We think this dependency is the quiet crisis inside the index. Relying on Instacart to be seen by AI agents is convenient and fast, but it cedes the customer relationship, the data and the margin to a third party at the exact moment those things become most valuable. A grocer that lets an intermediary own its agentic presence is repeating the mistake many made with marketplaces a decade ago, trading short-term reach for long-term leverage. The retailers building first-party capability are paying more now to avoid being a commodity later.
Scale Is Not the Gate
One line from the report deserves to be pinned above every retail-strategy meeting: "Wegmans (~$12B in revenue) scored the same as Albertsons (~$80B). Scale is not the gate.

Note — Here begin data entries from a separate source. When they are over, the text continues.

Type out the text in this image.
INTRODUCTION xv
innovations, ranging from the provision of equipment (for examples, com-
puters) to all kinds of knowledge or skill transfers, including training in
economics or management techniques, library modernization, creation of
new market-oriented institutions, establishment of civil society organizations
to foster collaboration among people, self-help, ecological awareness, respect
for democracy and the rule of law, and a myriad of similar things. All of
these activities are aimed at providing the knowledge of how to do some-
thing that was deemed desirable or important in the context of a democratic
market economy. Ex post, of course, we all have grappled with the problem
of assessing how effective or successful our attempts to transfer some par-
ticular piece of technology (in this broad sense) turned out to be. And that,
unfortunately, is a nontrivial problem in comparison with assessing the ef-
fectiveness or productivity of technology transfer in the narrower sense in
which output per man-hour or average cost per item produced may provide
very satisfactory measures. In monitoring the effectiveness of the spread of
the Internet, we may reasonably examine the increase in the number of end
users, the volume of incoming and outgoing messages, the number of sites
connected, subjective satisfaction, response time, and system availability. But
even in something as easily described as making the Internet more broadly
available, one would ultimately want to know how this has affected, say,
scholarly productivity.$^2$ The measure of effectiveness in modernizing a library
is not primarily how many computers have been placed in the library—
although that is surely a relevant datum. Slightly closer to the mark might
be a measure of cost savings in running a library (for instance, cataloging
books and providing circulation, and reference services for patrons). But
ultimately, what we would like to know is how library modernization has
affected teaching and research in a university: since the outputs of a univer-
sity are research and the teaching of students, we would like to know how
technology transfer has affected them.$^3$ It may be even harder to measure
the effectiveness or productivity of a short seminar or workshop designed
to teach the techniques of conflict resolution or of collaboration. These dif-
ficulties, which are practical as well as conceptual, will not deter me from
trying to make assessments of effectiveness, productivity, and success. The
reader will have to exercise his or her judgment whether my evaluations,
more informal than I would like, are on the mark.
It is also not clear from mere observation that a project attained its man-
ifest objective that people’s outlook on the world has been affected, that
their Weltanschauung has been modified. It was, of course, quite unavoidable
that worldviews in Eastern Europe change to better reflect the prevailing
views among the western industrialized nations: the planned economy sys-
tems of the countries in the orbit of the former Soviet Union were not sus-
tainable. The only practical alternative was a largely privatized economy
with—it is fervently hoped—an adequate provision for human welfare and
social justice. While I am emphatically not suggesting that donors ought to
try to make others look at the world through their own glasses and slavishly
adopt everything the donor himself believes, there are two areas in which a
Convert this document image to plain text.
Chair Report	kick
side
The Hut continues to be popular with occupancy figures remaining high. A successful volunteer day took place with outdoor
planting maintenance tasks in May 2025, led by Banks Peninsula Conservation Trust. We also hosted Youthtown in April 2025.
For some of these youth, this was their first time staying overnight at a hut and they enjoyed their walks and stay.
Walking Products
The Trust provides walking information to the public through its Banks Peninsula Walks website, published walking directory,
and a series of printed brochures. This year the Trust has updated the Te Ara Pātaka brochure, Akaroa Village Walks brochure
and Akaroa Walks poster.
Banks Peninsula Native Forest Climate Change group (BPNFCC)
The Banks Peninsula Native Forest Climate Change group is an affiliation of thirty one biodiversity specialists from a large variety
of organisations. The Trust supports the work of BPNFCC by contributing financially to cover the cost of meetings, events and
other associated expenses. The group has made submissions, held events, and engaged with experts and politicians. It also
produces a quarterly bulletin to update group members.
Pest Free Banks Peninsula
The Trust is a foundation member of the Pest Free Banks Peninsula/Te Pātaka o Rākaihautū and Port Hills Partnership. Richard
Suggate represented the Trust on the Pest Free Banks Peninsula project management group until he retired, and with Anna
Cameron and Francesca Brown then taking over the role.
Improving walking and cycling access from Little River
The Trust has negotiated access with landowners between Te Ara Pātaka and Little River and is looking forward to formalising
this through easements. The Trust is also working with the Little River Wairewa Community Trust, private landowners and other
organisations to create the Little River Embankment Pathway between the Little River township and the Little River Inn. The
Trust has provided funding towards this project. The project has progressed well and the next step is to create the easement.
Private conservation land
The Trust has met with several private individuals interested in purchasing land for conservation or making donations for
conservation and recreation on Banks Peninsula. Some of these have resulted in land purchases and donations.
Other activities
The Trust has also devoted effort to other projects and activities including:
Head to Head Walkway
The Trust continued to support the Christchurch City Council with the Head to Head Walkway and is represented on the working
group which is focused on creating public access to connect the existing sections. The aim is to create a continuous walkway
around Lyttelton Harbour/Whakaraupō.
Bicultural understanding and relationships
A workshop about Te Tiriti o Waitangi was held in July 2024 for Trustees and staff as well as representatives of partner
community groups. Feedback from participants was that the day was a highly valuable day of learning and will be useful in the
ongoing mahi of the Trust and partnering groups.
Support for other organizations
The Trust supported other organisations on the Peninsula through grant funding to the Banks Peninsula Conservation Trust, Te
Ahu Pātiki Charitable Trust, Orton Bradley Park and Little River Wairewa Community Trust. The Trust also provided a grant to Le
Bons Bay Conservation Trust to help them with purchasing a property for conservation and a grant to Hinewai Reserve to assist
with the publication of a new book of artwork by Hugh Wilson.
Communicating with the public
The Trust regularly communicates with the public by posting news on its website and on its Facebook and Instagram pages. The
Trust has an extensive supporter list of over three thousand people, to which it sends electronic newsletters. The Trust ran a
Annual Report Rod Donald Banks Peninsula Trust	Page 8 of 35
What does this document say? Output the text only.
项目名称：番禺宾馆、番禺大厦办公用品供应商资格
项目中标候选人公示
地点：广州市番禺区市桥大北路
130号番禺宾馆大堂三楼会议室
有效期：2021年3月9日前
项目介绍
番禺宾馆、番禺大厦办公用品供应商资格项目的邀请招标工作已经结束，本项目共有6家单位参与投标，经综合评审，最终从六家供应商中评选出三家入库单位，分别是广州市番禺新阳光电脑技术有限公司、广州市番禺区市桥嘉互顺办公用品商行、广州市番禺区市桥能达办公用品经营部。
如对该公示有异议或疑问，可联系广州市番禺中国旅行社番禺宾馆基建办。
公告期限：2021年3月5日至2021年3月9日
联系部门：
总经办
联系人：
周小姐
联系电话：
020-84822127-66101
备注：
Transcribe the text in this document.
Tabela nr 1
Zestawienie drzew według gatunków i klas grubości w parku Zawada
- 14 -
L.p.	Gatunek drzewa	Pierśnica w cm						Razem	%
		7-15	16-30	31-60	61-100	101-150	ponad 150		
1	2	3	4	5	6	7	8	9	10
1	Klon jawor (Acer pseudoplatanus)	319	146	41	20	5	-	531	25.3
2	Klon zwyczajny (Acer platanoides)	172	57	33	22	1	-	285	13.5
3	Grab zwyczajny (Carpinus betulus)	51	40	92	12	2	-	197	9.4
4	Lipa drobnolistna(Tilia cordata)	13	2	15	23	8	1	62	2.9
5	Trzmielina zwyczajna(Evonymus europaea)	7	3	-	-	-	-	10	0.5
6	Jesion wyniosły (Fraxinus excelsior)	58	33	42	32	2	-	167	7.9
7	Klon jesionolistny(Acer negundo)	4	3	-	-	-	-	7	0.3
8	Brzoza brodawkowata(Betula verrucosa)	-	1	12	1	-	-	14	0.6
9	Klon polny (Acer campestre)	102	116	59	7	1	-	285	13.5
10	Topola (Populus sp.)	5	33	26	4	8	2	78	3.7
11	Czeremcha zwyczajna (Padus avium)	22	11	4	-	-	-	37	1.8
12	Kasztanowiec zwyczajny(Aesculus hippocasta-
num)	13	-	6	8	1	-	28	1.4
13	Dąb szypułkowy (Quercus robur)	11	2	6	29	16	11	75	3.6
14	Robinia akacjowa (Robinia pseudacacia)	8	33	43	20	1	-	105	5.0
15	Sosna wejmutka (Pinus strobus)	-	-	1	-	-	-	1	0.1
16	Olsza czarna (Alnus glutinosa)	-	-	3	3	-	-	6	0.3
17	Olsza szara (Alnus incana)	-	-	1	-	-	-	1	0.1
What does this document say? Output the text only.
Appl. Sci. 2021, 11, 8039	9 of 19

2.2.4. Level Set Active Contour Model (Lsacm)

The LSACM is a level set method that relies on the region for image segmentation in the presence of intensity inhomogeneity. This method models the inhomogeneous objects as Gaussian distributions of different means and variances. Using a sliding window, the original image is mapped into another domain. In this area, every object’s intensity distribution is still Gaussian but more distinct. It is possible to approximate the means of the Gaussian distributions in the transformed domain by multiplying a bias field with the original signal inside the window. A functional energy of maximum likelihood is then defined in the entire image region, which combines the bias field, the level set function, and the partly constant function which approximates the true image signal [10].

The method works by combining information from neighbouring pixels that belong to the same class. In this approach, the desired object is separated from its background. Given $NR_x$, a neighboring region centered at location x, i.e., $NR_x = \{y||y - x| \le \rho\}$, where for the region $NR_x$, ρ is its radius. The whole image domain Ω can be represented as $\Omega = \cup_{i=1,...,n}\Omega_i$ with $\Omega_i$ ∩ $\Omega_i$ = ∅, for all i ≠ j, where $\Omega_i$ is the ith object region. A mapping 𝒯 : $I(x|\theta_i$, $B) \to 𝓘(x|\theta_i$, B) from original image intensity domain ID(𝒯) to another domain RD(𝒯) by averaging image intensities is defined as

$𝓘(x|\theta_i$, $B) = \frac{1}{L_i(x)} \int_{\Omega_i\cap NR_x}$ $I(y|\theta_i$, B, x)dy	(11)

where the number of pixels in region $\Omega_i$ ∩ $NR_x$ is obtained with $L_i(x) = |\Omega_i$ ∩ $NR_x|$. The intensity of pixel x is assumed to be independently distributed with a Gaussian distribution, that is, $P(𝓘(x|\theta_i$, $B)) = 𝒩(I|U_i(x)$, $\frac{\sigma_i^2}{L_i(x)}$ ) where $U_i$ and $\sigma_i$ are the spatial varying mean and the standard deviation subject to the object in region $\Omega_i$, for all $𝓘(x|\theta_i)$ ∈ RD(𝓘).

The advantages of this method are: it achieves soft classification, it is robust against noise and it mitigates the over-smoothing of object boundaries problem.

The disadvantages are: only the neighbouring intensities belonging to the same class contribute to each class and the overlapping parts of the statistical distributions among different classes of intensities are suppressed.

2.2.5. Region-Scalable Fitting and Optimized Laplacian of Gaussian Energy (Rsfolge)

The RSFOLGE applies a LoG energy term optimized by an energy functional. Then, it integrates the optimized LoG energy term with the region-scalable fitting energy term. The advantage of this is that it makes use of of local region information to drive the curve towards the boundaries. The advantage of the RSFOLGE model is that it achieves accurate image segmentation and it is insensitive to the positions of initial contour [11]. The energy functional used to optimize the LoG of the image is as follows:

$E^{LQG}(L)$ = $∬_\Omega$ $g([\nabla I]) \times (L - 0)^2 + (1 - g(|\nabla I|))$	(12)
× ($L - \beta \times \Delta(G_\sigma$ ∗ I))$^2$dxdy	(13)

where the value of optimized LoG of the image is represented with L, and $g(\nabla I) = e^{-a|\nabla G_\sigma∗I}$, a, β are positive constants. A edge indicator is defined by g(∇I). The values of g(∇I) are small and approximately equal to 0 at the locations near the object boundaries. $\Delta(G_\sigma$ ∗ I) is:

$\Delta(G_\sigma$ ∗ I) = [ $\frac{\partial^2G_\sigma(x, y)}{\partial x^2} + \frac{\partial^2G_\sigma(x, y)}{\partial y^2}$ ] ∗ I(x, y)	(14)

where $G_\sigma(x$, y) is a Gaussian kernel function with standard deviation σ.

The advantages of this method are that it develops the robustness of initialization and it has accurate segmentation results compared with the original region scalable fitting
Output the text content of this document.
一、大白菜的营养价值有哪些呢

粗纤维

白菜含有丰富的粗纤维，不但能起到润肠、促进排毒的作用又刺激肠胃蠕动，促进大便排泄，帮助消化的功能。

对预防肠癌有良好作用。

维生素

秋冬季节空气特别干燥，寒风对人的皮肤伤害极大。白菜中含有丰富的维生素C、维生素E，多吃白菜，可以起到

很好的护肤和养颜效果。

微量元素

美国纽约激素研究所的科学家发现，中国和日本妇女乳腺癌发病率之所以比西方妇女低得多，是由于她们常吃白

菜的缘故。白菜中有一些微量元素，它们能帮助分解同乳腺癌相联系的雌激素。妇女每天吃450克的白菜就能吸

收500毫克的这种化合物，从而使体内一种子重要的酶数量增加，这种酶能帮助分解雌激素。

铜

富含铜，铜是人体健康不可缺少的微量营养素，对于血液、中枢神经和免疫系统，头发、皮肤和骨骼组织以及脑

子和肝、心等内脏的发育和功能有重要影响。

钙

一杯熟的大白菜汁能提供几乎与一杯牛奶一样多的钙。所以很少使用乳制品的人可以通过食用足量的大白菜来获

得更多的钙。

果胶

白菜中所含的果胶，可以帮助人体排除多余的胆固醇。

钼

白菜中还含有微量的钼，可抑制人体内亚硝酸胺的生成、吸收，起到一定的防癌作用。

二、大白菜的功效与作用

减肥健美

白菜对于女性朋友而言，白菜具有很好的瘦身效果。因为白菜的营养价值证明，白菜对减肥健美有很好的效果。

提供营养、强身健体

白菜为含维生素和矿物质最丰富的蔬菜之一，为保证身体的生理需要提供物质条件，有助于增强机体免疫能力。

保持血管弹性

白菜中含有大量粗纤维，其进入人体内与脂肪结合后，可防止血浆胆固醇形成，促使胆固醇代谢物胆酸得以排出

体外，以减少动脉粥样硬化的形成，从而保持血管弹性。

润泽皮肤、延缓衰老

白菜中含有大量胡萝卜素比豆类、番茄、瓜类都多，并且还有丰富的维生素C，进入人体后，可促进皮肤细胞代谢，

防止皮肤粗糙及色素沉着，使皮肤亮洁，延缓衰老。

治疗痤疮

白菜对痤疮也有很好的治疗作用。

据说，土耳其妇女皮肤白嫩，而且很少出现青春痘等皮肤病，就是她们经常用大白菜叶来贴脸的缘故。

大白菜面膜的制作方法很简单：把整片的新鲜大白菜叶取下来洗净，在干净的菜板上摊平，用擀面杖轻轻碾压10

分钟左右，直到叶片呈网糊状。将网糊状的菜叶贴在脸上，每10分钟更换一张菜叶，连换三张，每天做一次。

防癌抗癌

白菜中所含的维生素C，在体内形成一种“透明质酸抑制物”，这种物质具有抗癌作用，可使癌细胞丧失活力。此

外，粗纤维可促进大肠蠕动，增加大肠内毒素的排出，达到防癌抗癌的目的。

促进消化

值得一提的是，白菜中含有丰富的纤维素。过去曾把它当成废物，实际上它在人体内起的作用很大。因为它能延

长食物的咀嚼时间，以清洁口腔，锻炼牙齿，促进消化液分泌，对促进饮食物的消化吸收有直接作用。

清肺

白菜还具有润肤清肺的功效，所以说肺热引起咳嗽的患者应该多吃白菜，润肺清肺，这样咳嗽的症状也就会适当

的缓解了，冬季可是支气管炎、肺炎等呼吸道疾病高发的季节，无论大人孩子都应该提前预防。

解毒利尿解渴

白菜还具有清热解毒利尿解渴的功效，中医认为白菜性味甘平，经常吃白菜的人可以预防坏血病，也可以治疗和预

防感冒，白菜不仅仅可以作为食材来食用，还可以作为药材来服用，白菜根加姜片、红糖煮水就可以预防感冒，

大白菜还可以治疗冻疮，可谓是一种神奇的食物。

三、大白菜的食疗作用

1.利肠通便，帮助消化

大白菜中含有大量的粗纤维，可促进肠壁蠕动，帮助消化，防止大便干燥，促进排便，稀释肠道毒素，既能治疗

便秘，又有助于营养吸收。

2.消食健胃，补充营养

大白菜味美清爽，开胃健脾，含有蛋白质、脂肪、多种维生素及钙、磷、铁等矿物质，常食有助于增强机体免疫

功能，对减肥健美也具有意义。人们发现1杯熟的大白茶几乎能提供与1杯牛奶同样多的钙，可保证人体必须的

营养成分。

Choices are." A regional grocer with a fraction of the revenue matched a national giant on observable capability. That demolishes the comfortable excuse that agentic readiness is a problem only the largest balance sheets can solve. It is a problem of focus and decision-making, not of budget alone.
There is also a monetization dimension that should worry the field. Amazon was effectively alone in monetizing its assistant, surfacing shopping ads inside the AI experience, while 23 other retailers scored zero on that measure. So Amazon is not just better at agentic commerce, it is already turning the channel into a revenue line while rivals are still trying to show up in it. That combination, capability plus monetization, is how a lead compounds. We would treat this index less as a snapshot and more as an early warning.
What Executives Should Do With This
The actionable takeaway is to test your own observable capability the way AstraWorks did, rather than trusting an internal roadmap deck. Can an agent discover your products, understand their attributes, build a cart and complete checkout right now? If the honest answer is that it works only through Instacart, you have a dependency to manage, not a capability to celebrate. The index gives executives a vocabulary for that conversation and a benchmark against named peers.
We would resist two overreactions. The first is panic-buying a customer-facing assistant just to move up a leaderboard, because a bad first-party agent is worse than a competent integration. The second is complacency, assuming the channel is too small to matter yet. The right posture sits between them: invest in clean, structured, real-time product data and direct agent connections now, because those are the foundations every higher score in this index was built on. The retailers that score well share less a technology than a decision to take the channel seriously before it was obviously urgent.